For the first hour or so, Muscle Shoals seems to be the rare music-history doc willing to use its subject—a small Alabama town that has earned a reputation as a recording haven—as a springboard for something bigger than just a collection of archival clips and rock-star anecdotes. Unfortunately, the film eventually gives in to the clichés of the genre. And although the intriguingly named first-time director Greg “Freddy” Camalier makes the twice-told tales of the film’s second hour watchable, they end up paling in comparison to its essayistic first half.
Dominated by landscape shots, the movie’s opening stretch interweaves the early history of Rick Hall’s FAME studio—which produced “Respect,” “Chain Of Fools,” “When A Man Loves A Woman,” and Wilson Pickett’s version of “Land Of A Thousand Dances”—with discussions of nature, race relations, and the role of communities in producing art. Big-name talking heads, including Mick Jagger, Keith Richards, Bono, Jimmy Cliff, and Aretha Franklin, serve as cultural commentators rather than personal storytellers. It’s refreshing, for example, to see Jagger and Richards talk at length about the often-overlooked country-soul crooner Arthur Anderson, or to hear an uncharacteristically cogent Bono discuss the importance of rivers in shaping the sound and imagery of rock music. What emerges is a vision of popular music as the product of a complex combination of landscapes and cultures; much time is devoted to the natural echo of work songs and the innate musicality of bodies of water.

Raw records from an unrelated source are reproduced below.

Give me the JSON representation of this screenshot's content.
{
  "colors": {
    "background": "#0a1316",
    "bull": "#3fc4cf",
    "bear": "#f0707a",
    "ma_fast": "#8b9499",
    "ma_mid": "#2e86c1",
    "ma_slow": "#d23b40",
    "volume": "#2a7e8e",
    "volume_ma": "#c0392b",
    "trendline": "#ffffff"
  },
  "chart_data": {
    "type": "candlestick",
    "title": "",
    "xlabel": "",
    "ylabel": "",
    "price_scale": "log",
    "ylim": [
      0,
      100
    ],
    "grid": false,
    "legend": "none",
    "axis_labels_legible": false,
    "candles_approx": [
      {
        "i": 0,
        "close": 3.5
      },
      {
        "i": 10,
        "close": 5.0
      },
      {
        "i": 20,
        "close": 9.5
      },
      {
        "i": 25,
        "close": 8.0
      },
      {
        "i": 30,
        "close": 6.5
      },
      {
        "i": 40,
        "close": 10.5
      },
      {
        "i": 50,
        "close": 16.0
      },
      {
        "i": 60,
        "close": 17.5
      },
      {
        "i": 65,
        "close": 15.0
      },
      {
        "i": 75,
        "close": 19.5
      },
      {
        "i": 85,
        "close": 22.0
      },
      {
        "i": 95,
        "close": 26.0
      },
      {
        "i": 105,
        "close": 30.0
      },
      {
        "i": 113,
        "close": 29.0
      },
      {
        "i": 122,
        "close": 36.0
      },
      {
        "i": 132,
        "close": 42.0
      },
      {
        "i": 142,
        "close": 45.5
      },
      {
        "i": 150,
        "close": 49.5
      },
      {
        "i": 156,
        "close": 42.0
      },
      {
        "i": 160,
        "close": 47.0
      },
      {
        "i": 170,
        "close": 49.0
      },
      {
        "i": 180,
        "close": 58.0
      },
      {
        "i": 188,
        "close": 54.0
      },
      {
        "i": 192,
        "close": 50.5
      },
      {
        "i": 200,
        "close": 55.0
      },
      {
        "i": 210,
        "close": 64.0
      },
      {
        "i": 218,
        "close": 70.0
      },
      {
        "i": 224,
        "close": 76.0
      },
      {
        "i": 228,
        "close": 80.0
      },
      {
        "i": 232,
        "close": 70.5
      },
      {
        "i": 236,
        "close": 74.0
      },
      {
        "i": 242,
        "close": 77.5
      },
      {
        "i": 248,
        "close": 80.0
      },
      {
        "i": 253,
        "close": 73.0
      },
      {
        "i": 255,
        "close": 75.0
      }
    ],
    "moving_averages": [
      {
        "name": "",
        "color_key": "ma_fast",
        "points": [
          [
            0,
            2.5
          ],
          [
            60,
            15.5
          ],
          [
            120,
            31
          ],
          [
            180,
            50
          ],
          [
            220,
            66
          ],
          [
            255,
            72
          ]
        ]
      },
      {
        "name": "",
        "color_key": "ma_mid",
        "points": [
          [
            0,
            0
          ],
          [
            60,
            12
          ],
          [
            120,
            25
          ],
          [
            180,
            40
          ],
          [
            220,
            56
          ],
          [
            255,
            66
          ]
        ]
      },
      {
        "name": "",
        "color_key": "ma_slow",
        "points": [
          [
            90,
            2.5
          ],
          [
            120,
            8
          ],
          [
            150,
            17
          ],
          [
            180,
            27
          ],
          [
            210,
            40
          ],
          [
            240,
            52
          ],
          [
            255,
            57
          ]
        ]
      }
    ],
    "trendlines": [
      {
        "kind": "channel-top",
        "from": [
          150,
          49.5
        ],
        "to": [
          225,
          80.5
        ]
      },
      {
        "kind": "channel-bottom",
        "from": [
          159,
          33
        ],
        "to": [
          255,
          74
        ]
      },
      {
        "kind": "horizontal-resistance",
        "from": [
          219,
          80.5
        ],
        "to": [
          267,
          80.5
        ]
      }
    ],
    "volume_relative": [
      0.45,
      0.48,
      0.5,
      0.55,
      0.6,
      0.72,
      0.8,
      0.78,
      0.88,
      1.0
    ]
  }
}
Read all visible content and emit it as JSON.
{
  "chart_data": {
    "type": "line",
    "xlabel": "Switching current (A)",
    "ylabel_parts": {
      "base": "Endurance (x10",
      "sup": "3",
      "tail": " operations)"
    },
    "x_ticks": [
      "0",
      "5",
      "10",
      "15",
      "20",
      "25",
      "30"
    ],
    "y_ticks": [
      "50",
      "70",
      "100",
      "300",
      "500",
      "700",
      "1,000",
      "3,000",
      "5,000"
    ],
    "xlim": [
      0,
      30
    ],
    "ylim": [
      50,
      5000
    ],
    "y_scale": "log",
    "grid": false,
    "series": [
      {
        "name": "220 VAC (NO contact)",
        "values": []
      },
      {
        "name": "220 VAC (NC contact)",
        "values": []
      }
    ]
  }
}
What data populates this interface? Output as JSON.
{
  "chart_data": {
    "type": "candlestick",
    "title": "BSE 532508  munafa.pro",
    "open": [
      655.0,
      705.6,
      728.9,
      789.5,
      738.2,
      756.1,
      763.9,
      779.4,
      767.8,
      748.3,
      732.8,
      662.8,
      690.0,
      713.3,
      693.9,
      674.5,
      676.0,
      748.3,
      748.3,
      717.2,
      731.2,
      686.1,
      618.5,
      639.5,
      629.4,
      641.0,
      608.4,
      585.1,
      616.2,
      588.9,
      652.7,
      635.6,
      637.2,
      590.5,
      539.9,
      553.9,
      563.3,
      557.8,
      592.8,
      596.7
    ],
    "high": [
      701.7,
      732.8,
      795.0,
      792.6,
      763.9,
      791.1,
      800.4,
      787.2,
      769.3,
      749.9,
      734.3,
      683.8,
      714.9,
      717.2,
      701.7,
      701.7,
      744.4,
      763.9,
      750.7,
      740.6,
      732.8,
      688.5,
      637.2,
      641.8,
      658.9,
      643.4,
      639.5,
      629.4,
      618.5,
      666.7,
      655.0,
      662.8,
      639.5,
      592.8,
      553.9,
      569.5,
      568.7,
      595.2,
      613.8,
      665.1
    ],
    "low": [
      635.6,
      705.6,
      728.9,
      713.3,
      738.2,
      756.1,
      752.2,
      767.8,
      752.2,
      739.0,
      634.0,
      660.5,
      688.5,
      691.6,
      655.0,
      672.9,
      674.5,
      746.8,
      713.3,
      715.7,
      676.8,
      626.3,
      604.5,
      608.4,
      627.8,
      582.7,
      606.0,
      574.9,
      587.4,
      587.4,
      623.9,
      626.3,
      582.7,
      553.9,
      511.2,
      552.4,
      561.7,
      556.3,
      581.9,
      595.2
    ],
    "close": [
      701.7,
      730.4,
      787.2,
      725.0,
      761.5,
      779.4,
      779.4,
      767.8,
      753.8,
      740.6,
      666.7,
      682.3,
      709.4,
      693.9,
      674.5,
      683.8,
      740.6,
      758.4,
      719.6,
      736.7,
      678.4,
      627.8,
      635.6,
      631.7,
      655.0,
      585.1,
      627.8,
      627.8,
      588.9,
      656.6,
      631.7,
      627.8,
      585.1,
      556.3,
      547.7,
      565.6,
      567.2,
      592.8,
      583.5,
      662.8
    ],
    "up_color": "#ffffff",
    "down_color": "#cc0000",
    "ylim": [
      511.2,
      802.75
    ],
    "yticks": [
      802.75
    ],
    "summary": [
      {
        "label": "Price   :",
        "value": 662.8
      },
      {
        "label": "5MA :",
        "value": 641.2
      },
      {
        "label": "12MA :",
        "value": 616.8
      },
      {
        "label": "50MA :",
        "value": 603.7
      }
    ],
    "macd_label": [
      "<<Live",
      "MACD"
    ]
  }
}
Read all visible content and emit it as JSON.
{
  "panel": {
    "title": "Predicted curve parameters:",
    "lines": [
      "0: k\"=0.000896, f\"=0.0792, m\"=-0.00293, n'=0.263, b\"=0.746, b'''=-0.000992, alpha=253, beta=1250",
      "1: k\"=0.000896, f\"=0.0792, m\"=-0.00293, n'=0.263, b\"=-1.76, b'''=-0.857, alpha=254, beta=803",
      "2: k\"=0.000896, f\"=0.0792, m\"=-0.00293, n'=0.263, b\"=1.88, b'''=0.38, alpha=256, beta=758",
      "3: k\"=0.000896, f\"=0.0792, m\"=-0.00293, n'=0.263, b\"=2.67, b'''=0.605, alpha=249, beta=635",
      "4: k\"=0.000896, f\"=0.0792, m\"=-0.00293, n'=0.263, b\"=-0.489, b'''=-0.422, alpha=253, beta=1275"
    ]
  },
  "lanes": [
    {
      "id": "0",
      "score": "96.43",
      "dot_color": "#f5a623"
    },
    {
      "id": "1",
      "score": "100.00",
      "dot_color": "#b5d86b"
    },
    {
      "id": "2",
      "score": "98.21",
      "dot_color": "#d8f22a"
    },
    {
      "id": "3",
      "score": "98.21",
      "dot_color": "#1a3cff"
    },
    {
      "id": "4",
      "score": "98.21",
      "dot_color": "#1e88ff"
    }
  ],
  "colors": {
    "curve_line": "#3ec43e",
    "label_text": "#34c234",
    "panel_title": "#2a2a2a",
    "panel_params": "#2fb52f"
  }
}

However, because Muscle Shoals is structured chronologically, it is eventually forced to shift its focus from community to rivalry. FAME’s prized session musicians split with Hall to found Muscle Shoals Sound in 1969, and the film’s second hour focuses on the way the competing studios diverged in the 1970s, with Hall moving from soul into mainstream pop—producing records for Paul Anka, Tom Jones, and The Osmonds—as his former employees focused on rock singer-songwriters. While the film ends up making a case for the importance of session musicians—especially drummer Roger Hawkins—in shaping popular music, it does so through means so conventional (archival footage, statements from famous people) that its second half feels like an extended, tacked-on epilogue to an hour-long essay film.